In the case of Davis, social networking sites around the world overflowed with condemnation of his so-called “due process.”  “Democracy Now”, a daily news program hosted by Amy Goodman, live-streamed the entire Davis trial from outside of the Georgia courthouse on the evening of Sept. 21 and garnered approximately 38,000 viewers in total.

The problem is that we still do not know whether Davis was innocent or not. Thousands of people worldwide protested for Davis’s right—as a long-term death row prisoner with tainted witness accusations—for due process.

However, it remains important to note that the state of Georgia actually executed two men on Sept. 21. White supremacist Lawrence Russell Brewer was put to death on the same night as Davis. His story, however, is different.
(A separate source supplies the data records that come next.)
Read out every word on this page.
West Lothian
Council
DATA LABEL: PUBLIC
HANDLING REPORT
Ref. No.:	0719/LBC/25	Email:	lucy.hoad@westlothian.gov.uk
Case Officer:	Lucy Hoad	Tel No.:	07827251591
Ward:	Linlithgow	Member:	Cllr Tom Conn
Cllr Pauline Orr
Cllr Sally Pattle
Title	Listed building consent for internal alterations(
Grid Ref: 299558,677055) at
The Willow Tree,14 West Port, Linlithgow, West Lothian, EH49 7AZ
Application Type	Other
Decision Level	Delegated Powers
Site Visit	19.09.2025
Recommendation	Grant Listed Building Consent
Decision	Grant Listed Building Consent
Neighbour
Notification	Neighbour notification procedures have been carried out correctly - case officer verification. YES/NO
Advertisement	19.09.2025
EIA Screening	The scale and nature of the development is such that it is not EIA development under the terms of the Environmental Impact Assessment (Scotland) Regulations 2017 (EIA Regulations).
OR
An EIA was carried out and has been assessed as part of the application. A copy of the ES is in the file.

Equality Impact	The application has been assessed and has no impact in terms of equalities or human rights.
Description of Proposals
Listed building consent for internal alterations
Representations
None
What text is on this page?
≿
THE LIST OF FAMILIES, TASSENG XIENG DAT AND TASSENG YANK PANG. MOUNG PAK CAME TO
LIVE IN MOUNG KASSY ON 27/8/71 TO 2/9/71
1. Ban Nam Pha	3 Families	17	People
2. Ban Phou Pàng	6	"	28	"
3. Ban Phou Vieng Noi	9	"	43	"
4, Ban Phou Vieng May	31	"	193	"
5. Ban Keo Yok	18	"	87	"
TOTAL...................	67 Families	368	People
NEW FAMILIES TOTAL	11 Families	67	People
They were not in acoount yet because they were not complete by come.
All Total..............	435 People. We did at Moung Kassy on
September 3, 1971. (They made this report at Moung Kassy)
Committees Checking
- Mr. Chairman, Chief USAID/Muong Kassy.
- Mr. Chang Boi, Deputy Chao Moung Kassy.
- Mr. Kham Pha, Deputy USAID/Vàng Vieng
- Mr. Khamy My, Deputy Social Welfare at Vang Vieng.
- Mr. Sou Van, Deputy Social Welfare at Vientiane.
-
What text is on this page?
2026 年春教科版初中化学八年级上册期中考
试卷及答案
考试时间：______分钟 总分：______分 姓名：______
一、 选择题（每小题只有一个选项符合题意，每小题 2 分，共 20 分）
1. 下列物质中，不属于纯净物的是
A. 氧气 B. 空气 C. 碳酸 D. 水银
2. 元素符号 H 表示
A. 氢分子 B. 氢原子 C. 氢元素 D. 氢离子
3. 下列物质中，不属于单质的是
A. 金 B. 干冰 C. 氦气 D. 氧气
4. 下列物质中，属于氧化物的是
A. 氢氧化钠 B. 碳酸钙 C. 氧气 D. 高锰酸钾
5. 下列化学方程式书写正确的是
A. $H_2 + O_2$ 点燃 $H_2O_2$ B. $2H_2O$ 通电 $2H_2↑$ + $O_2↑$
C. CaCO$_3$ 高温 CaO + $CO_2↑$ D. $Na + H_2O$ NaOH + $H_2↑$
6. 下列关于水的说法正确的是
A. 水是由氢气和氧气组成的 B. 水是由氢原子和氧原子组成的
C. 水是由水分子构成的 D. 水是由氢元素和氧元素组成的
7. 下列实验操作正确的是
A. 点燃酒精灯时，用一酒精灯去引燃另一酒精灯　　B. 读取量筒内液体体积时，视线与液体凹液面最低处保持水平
The murder was recorded on video in 1998, showing Brewer dragging James Byrd, Jr. (a black man) to his death behind his pickup truck. Even for those who are adamantly against the death sentence, it’s probably extremely difficult to generate sympathy for Brewer and his actions.

Some would say no, that even though Brewer committed an atrocious act that made him appear to the world a racist slug, death is an improper punishment for a civilized society to impose on a civilian.

So what is a country such as ours to do?

We pride ourselves on the principle that every man, woman and child deserves a fair trial, but what do we do in the case of a premeditated and gruesome homicide such as the murder of Byrd, Jr.?

Do we send perpetrators to an isolated island for the rest of their lives?

Do we submit them to torture?

The moral question of capital punishment has yet to be answered by American politicians. Lately, it seems to be an increasingly popular and controversial topic of debate. The policy looks even more uncivilized when examining the types of countries that still use the death penalty as a form of punishment.

According to the “Global Report on Death Penalty,” released by Amnesty International, China has performed the largest amounts of executions in the last year, followed by Iran, North Korea and Yemen. Then, coming in at number five, sits the United States.

These statistics were from 2010. Davis was the 52nd person to be executed in the state of Georgia.

The judicial system in the country that we live in proved to be faulty and incompetent last week. To the approximately 3,260 death row prisoners in the United States at this very moment, whether guilty or not, I hope your voices are heard when the time comes, lest you suffer the same fate as Davis.